JEDDAH: A majority of Saudis have turned their backs on in-store shopping following a shift to online buying during the coronavirus disease (COVID-19) pandemic, a survey has revealed.
The study found that just 44 percent of those questioned would still prefer to head to the malls to get essential items.
The consumer behavior poll by global consultancy firm Kearney also showed that 57 percent of shoppers in the Kingdom believed that the knock-on effects of the pandemic on buying habits would continue for at least another six months.
As a result of restrictions put in place to curb the spread of COVID-19, 73 percent of Saudis quizzed said they had been forced to change their shopping routines over the last year.
And Debashish Mukherjee, partner and head of consumer industries and retail practice at Kearney Middle East, told Arab News that most of them were unlikely to return to their old ways.
He said: “Almost 40 percent of buyers have bought something online, and it’s things like food, apparel, accessories, footwear, things we never thought people would purchase through e-commerce.
“If shopping locations can’t provide something better than deals, such as experience or certain assortments not available online, then these habits (purchasing online) might stay, especially since now people are more educated on e-commerce, it seems that rushing to the malls isn’t their first instinct.”
Asked why they had switched to online shopping, 39 percent of Saudi respondents said it was to avoid contracting COVID-19, while 36 percent put it down to convenience.
Despite the economic impact of the pandemic and the rising price of essential goods as a result of value-added tax (VAT) increasing from 5 to 15 percent in June last year, 45 percent of online shoppers said they had upped their spending on better quality essential food items, with 61 percent opting for more expensive meat and dairy items, and 59 percent seeing increased spending on fresh fruit and vegetables.
Many of the Kingdom’s large retailers saw triple-digit rises in online sales last year.
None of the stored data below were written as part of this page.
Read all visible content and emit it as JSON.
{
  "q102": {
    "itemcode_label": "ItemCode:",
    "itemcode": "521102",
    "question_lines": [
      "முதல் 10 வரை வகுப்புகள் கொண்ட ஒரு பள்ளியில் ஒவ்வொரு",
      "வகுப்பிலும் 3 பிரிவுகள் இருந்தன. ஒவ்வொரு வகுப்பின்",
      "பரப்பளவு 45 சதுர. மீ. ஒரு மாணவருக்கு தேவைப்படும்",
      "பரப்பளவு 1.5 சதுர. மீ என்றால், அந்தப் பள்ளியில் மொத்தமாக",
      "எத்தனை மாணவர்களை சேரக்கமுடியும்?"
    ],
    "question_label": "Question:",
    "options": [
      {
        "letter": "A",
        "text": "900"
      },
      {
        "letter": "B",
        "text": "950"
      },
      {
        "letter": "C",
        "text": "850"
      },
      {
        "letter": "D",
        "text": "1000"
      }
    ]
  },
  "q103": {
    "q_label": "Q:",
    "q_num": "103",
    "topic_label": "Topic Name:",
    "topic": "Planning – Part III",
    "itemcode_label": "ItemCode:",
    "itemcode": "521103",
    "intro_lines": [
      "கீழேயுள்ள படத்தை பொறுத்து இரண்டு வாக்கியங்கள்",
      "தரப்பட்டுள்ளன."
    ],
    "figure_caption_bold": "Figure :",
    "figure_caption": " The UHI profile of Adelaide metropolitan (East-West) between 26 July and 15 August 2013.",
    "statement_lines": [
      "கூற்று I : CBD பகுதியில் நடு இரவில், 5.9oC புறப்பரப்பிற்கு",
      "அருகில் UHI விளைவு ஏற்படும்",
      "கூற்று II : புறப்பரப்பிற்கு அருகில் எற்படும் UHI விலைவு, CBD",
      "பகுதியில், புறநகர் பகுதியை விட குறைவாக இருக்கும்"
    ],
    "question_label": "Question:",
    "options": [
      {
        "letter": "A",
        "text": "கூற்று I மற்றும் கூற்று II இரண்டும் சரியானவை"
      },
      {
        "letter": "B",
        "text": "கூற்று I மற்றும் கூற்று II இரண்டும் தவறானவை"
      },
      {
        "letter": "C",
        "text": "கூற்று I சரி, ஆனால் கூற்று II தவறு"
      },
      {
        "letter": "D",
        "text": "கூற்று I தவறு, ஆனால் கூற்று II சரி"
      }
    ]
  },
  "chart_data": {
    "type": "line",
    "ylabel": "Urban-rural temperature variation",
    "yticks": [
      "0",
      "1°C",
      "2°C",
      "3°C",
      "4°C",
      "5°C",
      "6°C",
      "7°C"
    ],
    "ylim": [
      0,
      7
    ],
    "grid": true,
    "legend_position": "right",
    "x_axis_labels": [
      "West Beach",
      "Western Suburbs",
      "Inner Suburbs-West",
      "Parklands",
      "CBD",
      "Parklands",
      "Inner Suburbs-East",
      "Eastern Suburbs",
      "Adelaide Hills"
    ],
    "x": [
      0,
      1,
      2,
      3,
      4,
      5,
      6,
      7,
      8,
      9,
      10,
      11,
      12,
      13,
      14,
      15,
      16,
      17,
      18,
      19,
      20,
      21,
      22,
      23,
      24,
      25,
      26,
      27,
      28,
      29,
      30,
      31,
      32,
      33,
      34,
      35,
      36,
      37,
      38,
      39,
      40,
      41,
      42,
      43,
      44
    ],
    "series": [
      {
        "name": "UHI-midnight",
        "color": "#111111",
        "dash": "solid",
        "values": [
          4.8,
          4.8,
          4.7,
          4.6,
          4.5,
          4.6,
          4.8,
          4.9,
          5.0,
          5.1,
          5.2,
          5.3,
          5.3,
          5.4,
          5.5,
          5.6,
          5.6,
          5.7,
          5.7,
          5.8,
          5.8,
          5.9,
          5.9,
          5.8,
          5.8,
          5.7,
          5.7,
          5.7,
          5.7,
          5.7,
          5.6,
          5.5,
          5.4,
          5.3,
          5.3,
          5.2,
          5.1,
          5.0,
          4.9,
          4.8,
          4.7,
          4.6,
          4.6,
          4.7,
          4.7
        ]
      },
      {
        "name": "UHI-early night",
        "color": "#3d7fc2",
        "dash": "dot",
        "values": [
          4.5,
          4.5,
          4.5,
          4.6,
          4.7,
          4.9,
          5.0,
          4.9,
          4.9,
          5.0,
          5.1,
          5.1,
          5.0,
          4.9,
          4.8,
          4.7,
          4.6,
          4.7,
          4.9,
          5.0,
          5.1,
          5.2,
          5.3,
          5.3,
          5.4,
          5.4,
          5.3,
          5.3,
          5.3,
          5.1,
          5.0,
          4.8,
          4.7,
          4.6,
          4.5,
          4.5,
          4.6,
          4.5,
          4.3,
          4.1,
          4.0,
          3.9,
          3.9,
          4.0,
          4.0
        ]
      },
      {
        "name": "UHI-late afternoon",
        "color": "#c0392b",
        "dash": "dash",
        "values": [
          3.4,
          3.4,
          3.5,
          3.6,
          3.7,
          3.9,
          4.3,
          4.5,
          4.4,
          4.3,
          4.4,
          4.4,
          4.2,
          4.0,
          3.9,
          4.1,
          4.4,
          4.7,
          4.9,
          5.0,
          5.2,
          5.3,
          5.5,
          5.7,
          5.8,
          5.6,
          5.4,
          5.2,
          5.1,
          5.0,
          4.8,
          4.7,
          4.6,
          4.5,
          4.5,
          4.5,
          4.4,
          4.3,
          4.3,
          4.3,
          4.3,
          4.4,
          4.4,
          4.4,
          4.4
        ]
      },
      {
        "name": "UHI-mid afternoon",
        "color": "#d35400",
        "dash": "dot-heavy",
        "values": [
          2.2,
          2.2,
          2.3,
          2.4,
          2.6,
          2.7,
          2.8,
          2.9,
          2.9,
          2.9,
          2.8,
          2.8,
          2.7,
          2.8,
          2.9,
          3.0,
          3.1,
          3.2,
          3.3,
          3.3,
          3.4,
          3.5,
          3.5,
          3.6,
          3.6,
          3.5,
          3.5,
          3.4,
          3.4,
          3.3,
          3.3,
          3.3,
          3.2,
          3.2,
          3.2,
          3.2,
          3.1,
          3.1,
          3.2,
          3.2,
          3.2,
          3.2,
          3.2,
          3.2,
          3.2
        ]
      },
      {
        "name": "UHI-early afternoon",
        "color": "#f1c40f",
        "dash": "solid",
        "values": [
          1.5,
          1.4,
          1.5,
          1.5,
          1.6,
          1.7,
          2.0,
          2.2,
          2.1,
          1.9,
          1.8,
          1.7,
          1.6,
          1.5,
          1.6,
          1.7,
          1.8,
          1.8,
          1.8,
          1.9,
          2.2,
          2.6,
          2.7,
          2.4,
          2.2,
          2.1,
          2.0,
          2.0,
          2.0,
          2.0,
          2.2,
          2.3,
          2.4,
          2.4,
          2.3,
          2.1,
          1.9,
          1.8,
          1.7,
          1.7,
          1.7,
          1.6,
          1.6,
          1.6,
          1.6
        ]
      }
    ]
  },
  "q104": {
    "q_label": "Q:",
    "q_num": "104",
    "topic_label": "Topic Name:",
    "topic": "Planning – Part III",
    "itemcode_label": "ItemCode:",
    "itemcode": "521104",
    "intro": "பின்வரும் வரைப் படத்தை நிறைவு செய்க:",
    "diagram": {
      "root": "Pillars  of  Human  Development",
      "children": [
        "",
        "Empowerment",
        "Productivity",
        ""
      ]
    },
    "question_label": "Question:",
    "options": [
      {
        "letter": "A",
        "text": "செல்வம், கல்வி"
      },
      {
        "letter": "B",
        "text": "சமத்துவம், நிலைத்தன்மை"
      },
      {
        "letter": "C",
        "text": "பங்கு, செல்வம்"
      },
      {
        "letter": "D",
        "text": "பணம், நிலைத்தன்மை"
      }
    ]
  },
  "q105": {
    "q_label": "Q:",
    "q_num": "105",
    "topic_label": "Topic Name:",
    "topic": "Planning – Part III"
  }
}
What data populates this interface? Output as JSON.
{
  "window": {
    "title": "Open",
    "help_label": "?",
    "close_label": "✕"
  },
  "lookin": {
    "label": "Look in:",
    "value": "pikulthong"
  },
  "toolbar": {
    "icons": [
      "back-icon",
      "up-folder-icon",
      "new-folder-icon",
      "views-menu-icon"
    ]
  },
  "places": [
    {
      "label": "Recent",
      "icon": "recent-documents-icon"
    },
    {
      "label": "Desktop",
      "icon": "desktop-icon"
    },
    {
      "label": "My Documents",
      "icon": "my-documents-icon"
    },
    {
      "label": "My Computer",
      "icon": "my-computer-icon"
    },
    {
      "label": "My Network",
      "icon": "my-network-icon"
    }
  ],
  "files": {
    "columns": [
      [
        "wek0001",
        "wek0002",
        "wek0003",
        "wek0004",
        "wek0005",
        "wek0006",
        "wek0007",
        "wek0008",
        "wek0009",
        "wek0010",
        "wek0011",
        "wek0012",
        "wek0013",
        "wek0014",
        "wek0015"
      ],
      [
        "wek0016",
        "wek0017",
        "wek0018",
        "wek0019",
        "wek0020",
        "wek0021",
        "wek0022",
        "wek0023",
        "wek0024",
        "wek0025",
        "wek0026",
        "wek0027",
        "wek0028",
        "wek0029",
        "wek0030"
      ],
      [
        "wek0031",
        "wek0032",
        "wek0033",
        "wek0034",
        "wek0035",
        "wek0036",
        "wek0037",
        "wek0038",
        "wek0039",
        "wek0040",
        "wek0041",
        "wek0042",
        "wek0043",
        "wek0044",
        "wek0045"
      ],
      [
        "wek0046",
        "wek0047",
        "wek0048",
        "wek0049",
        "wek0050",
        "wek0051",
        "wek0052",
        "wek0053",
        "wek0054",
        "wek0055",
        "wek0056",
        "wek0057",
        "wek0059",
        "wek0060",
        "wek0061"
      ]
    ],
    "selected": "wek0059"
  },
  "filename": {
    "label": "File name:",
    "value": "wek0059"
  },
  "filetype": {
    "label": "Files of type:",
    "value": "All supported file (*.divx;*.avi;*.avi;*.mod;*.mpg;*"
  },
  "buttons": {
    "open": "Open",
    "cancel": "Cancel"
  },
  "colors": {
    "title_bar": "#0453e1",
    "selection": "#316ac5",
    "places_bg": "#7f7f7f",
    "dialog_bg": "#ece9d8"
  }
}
Majid Al Futtaim, operator of the Carrefour brand, reported a 285 percent increase, while the Saudi retail conglomerate said digital sales were up 408 percent year-on-year in 2020. However, Mukherjee pointed out that the big names had done well at the expense of small and medium-sized retailers.
“They were badly hit by this, as the big companies have become bigger, the smaller ones are getting hurt. So, if a small enterprise does not have the skill or capabilities to do well on omnichannel online, then it is getting hustled by the bigger companies in the market,” he added.
On getting back to in-store visits, 46 percent of those surveyed suggested that hybrid models such as click and collect or curb-side pickup options would entice them round to physical shopping, while 27 percent said contactless self-service checkouts may prompt them to return to stores.